Global Financial Crisis Fells Iceland Government

Andri Magnason is interviewed in this article in Washington Post from today. Strange mixup of Rome and the Titanic. Must have been an attempt to be poetic. Here is the article: 

Global Financial Crisis Fells Iceland Government

Protests in Reykjavik, Other Capitals Grow as Savings and Jobs Vanish

  • By Mary Jordan
  • Washington Post Foreign Service 
  • Tuesday, January 27, 2009; Page A12

LONDON, Jan. 26 — Iceland’s coalition government collapsed Monday, the first government to fall as a direct result of the global economic turmoil.

Prime Minister Geir Haarde said he and his cabinet would resign immediately. As personal savings have been wiped out and joblessness has soared, Icelanders — once among the world’s wealthiest people — have taken to the streets in protest, banging pots and pans and throwing eggs and toilet paper at Haarde and other parliamentary leaders.

Protests have mounted throughout Europe, where the political backlash to the crisis is growing. In Ireland, Britain, Spain and other countries where bankruptcies and home foreclosures are rising, polls show that approval ratings of leaders are sinking. In Eastern Europe and Greece, where there is less of a government safety net, protesters have spilled onto the streets by the thousands. Last month’s collapse of the Belgian government, which had been wrestling with long-standing conflicts, was also hastened by the banking crisis, analysts said.

Perhaps nowhere has the economic crash been more spectacular than Iceland, an island with 300,000 residents on the edge of the Arctic Circle. Last fall, its largest banks went bust and the value of its currency plummeted. In recent days, protests intensified as no leader took responsibility for the crash, prompting police to use tear gas for the first time in half a century.

People felt that the government was “playing the violin while the Titanic was sinking,” best-selling Icelandic author Andri Snær Magnason said in a telephone interview from Reykjavik, the capital. “Everybody who has a loan is paying 20 percent interest,” and even those who own modest homes find their salaries cannot cover what is owed, he said.

Haarde announced Friday that he would call early elections and said he would step down. He cited health reasons and said doctors were treating him for cancer.

But ahead of those planned elections, Haarde’s Independence Party could not come to terms with the Social Democrats, its main partner in the two-year-old coalition that was scheduled to stay in power until 2011.

The Social Democrats have called for the firing of the central bank governor and for closer ties with the rest of Europe. The nation had purposefully sought to stay outside the European Union but now many believe that if Iceland had the euro as its currency instead of the krona, this crisis would not be so severe.

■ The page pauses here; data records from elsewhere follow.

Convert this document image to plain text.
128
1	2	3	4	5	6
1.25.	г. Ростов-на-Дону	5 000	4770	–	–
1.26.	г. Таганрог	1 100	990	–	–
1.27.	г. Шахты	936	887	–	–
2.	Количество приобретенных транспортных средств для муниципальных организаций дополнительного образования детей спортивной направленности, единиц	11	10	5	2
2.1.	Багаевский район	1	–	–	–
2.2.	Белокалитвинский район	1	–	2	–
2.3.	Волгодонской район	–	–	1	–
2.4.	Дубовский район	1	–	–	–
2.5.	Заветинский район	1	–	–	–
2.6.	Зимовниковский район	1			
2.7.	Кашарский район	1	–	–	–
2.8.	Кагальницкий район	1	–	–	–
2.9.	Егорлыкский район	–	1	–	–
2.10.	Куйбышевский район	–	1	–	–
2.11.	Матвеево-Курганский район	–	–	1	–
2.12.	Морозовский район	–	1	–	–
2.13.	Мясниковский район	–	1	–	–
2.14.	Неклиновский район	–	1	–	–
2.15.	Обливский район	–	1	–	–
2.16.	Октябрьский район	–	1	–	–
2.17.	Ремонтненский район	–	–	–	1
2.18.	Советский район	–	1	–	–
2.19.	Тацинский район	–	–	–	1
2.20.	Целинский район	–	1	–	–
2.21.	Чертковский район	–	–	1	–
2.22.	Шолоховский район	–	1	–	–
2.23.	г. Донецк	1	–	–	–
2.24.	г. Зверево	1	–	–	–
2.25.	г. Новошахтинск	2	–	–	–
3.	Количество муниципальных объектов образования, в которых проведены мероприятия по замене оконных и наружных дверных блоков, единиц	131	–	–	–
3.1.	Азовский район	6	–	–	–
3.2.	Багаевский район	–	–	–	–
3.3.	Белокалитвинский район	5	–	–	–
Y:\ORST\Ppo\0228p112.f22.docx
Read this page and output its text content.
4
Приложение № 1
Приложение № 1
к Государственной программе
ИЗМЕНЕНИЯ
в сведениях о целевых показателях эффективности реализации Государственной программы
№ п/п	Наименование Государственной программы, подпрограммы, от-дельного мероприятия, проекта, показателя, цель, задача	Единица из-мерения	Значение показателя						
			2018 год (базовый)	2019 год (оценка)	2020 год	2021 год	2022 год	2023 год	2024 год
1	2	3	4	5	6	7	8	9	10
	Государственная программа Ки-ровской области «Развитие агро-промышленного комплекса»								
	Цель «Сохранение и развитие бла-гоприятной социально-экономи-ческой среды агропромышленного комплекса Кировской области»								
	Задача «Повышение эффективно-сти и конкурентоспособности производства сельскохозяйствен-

Foreign Minister Ingibjorg Gisladottir, head of the Social Democratic Alliance party, is expected to start talks immediately with smaller parties in an attempt to form a new government that would rule until the new election. She has been receiving treatment for a brain tumor and said she does not want to be prime minister. 

“Iceland is certainly leading the way of the social protests and the political fallouts,” said Simon Johnson, former chief economist at the International Monetary Fund and senior fellow at the Peterson Institute for International Economics in Washington. “I think it’s going to spread; we’re in a phase now we’re beginning to see all the political fallout.”

Simon Tilford, chief economist at the Center for European Reform, said the severity of the economic downturn in Britain has “ended any chance” that Gordon Brown’s Labor government will be reelected when he calls elections sometime before mid-2010.

Iceland’s economy is forecast to shrink by almost 10 percent this year. Its banks, which had expanded into global powerhouses, had embraced risky investments that far exceeded the reserves of the nation’s central bank. The country was forced to accept a bailout from the IMF.

Staff writer Anthony Faiola in Washington and special correspondent Karla Adam in London contributed to this report.